Set a Mook to Kill a Mook: It's difficult, but not impossible, to get enemies to run into each other's line of fire. This is made easier when they use Rocket Launchers or pull out the occasional Grenade.
The Paintball Mode cheat, which replaces all bullet holes with colorful paintballs.
DK Mode changes all characters' heads and arms to huge and bizarre proportions, mimicking the body structure of Donkey Kong.
Fast Animations make all enemies and NPCs move at hyper speed, including Bond himself, in cut scenes. Slow Animations has everyone running in a speed that almost mimics the Slow Motion used in Baywatch.
Slow Doors: The brownish metal doors from the Facility and other levels.

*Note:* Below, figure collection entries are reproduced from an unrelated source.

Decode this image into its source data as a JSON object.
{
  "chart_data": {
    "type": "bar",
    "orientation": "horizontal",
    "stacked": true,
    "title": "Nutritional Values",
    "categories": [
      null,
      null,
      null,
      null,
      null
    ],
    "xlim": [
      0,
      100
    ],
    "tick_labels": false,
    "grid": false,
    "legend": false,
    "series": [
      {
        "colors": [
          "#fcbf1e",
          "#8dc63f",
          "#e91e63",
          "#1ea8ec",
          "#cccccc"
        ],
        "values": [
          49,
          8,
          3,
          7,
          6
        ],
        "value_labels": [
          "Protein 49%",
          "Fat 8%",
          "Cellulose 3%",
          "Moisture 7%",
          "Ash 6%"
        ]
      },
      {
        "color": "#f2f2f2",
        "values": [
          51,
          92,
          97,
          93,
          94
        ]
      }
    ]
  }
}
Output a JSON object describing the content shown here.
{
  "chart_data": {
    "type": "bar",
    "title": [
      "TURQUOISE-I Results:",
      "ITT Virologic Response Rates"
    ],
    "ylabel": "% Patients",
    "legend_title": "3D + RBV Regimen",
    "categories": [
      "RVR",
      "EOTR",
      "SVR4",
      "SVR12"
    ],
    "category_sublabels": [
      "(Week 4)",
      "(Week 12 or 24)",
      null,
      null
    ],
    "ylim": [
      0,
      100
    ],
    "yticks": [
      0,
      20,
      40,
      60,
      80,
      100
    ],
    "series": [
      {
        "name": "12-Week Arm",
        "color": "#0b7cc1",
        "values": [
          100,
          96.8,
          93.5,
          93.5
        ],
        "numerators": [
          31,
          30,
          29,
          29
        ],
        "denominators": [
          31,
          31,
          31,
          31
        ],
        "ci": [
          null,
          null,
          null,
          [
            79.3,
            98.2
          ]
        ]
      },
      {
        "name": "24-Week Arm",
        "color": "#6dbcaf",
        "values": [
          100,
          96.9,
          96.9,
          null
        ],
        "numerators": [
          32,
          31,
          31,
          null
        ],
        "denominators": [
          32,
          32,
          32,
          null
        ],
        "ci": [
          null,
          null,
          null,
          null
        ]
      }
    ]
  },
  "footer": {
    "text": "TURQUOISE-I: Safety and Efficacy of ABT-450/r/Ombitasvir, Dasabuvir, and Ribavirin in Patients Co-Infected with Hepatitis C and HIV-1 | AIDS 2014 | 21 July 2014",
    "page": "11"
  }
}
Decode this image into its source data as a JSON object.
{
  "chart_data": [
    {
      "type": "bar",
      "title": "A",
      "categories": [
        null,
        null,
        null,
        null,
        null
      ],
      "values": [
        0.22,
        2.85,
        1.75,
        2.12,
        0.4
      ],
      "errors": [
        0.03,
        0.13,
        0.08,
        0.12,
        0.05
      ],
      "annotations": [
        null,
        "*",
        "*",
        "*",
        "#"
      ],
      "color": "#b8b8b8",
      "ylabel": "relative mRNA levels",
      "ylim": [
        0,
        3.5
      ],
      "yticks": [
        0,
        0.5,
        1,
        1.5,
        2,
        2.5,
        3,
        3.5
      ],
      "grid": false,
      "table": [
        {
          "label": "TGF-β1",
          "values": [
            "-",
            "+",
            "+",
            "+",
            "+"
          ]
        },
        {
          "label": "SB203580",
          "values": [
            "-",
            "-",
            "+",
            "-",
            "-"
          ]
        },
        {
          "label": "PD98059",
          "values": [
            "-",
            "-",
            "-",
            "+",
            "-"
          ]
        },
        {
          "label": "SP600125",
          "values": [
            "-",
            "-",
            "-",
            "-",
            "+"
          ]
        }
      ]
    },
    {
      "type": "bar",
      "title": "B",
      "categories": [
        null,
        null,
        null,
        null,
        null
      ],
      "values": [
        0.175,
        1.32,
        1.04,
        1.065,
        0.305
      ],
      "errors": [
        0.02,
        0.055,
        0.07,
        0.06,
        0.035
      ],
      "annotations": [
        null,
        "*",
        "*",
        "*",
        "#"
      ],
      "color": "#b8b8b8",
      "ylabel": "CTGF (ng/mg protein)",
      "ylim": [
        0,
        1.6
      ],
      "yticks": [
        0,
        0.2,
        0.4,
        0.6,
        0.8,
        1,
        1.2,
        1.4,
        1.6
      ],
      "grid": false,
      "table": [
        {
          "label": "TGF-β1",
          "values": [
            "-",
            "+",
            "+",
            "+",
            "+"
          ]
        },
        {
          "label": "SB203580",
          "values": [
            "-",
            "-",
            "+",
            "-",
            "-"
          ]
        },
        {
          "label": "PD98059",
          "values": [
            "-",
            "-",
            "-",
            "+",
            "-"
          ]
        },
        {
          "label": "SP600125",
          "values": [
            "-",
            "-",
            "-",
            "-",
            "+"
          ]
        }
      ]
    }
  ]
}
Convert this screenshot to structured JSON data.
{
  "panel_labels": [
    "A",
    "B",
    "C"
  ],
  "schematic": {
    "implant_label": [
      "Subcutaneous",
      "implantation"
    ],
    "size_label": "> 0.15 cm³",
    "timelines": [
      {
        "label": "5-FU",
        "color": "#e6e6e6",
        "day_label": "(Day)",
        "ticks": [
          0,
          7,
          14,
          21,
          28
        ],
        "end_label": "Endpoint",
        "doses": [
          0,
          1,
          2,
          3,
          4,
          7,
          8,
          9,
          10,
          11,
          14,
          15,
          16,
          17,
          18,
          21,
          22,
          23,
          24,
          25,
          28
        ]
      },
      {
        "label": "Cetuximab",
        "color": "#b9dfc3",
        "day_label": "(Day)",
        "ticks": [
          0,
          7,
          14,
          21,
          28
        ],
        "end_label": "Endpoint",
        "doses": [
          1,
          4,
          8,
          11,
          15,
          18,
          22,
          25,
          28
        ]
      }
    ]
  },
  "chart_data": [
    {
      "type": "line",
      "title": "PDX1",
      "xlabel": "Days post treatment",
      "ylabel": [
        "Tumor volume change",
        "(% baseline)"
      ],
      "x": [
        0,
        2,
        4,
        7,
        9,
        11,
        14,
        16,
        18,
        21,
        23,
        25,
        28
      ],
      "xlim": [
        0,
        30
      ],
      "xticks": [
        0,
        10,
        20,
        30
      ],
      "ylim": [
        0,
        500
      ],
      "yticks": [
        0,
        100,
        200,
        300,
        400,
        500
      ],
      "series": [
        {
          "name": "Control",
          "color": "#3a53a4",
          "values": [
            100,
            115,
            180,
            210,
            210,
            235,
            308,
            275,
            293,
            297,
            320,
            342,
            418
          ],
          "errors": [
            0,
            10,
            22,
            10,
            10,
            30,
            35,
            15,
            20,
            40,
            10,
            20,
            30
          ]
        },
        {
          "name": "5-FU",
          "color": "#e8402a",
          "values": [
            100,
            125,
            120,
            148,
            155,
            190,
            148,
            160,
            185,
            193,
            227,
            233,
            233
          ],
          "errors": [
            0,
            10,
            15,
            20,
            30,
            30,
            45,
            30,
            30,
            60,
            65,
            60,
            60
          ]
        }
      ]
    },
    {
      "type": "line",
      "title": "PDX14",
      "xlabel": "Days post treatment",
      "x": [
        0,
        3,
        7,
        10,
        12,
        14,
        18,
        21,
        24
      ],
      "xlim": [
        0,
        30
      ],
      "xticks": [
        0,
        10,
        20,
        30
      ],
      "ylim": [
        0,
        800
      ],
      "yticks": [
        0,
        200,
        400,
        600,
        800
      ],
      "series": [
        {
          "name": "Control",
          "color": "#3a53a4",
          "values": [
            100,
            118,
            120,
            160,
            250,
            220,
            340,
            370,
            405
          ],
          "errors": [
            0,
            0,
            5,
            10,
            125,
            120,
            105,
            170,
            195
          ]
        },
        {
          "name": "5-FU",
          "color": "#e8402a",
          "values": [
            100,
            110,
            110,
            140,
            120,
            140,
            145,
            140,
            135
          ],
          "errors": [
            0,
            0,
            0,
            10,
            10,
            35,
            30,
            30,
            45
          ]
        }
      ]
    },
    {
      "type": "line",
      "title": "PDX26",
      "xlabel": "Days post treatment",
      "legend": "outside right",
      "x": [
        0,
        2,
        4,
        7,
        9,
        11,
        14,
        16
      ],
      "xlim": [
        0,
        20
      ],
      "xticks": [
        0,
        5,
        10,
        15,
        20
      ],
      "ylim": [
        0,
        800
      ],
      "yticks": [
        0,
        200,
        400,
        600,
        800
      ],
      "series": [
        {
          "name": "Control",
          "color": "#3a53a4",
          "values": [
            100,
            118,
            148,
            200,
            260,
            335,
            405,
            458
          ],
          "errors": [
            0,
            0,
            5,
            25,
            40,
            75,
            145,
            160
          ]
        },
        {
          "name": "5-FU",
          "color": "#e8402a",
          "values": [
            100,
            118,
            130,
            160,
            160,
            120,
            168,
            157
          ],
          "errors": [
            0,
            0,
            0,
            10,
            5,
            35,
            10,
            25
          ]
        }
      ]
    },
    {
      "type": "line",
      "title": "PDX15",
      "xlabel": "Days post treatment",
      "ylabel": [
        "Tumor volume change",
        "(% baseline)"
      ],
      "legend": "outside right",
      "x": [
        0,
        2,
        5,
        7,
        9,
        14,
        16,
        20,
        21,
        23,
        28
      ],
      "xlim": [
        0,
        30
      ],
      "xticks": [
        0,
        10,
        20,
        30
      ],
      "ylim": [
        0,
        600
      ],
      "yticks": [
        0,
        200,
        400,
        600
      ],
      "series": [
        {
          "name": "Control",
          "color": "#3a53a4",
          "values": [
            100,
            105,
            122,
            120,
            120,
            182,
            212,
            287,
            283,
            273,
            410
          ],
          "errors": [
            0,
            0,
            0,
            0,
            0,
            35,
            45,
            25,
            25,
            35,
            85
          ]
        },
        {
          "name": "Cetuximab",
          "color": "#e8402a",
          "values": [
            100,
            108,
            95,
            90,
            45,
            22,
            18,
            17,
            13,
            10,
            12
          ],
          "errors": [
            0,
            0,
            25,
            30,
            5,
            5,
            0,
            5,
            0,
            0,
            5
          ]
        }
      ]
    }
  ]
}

Songs in the Key of Panic: Whenever a critical moment happens in a level, the music will often change into a faster version of the level's theme.
The music in the Silo has a high BPM, which is fitting since it's a timed mission.
Spared by the Adaptation: Defense Minister Mishkin is murdered by Gen. Ourumov to frame Bond in the film, whereas here he uncovers Ourumov's treachery ahead of time and quietly leaves the archives, very much alive.
Boris is killed after the Cradle is destroyed by Bond in the film. In the game, he is allowed to escape after you confront him in the Control Room, and you not shooting him is required to complete the level.
Speed Run: Time attacking was encouraged by the developers, since not only does the game keep track of one's best time on each level on each difficulty, but completing particular levels within specific target times (some lenient, some strict) unlocks bonus cheat options.
Unwinnable by Design: Goldeneye was one of the first games ever to include objectives you could actually mess up, to the point where the manual has an entire page warning the player that just destroying everything won't get them far. As early as the second level it was possible to get yourself unavoidably killed (damaging the tanks in the bottling room locked the doors until the gas killed you) or just plain stuck (destroying the computer that operated the remote door left the player completely stuck until they figured out for themselves they had to restart).
Wounded Gazelle Gambit: Bond tries this on the guard watching his and Natalya's cell in the second Bunker mission. However, he's too Genre Savvy to fall for that. Of course, Bond's plan isn't to make him open the cell - but to use his magnetic watch to get the keys from the guard without him noticing. Well, this latter part is actually a weird case of Gameplay and Story Segregation (it happens in a playable section, no cutscenes, and you can skip this entirely by just using the watch, getting the keys, and knocking the guard out before any dialogue pops up).
The key is actually on the wall, not the guard. So Bond really was trying to get the guard to let him out.